Now, node_size ends with a recursive function call because the addition happens before the call is made---namely when we evaluate the parameters to the call. In general, we are inverting how node_size performs its computation. Rather than bubbling up the accumulated size from the end of the list back to the front, we push down the accumulated size from the beginning to the end of the list. We can generalize this approach to an advanced form of programming called continuation-passing style where functions take as arguments a continuation denoting what computation to perform after the function completes. With node_size, the "continuation" is simply the value that should be returned after all the node_size calls complete.

Deletion

Finally, how do we remove a particular element, call it v, from a linked list? Let's consider some cases. First, if there is nothing in the list:

Stack      Heap
-----      ----
l [o]----->[o]-->[\]

Then there is nothing to do.

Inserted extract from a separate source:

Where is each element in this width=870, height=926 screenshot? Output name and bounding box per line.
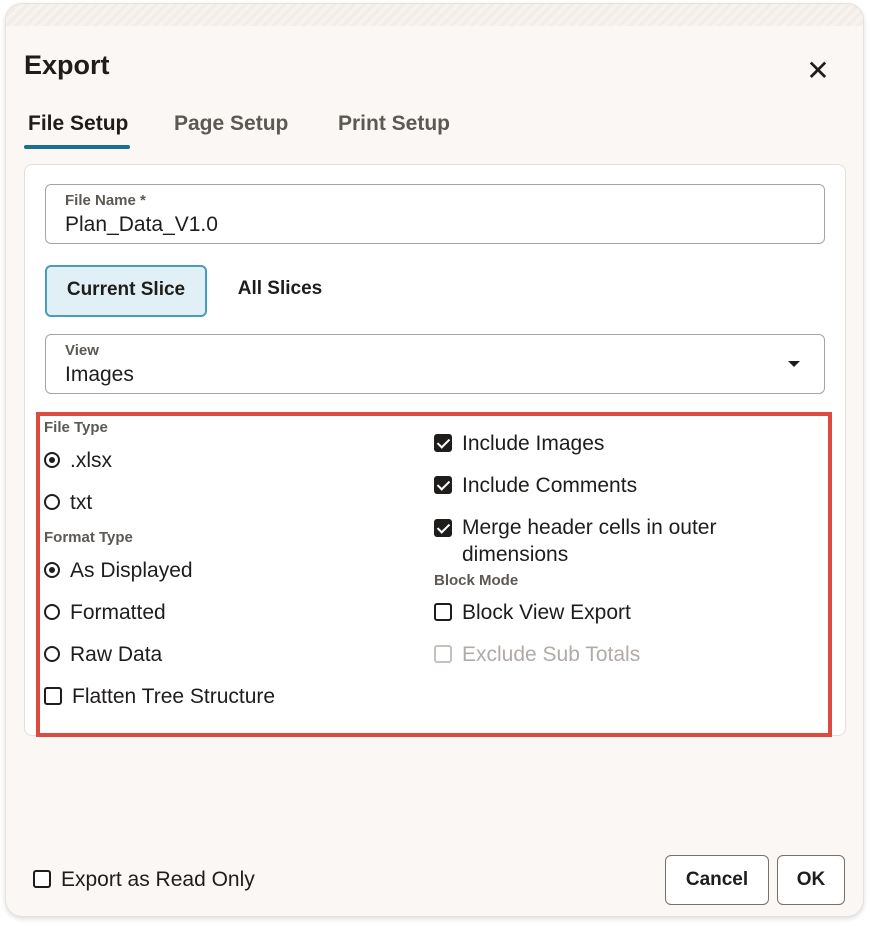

In a non-empty list, if v is the first element:

Stack      Heap
-----      ----
l [o]----->[o]-->[v][o]-->[0][o]-->[1][o]-->

We must fix up l->first to point to the node that l->first points to. This pointer is l->first->next, so we have the assignment:

l->first = l->first->next;

This code performs the deletion.

However, if v is not the first element:

Heap
----
... -->[0][o]-->[v][o]-->[1][o]--> ...
        ^
        |
        cur

Then we will need to modify our cur's next pointer to point to what cur->next points to. Like the l->first case, this node is cur->next->next which gives us the assignment:

cur->next = cur->next->next;

These three cases give us the following implementation for delete:

// returns true iff the first occurrence of v is deleted from the list
bool delete(list *list, int v) {
    if (list->first == NULL) {
        return false;
    } else if (list->first->value == v) {
        node *to_del = list->first;
        list->first = list->first->next;
        free_node(to_del);    // assumes that free_node only frees to_del
        return true;
    } else {
        node *cur = list->first;
        while (cur->next != NULL) {
            if (cur->next->value == v) {
                node_t *to_del = cur->next;
                cur->next = cur->next->next;
                free_node(to_del);
                return true;
            }
        }
        return false;
    }
}

Deletion from a linked list provides to be tricker than insertion with several cases, but, nevertheless, the deletion motion is consistent in each case:

node_t *node;
node_t *to_del = node->next;
node->next = node->next->next;
free_node(to_del);

Exercise: One of Many

Implement a function int index_of(list *l, int v) that returns the index of v in l or -1 if v is not found within l. To do this, identify which of the three kinds of linked list motions appropriately captures the behavior of index_of and then adapt the motion skeleton code towards implementing the function.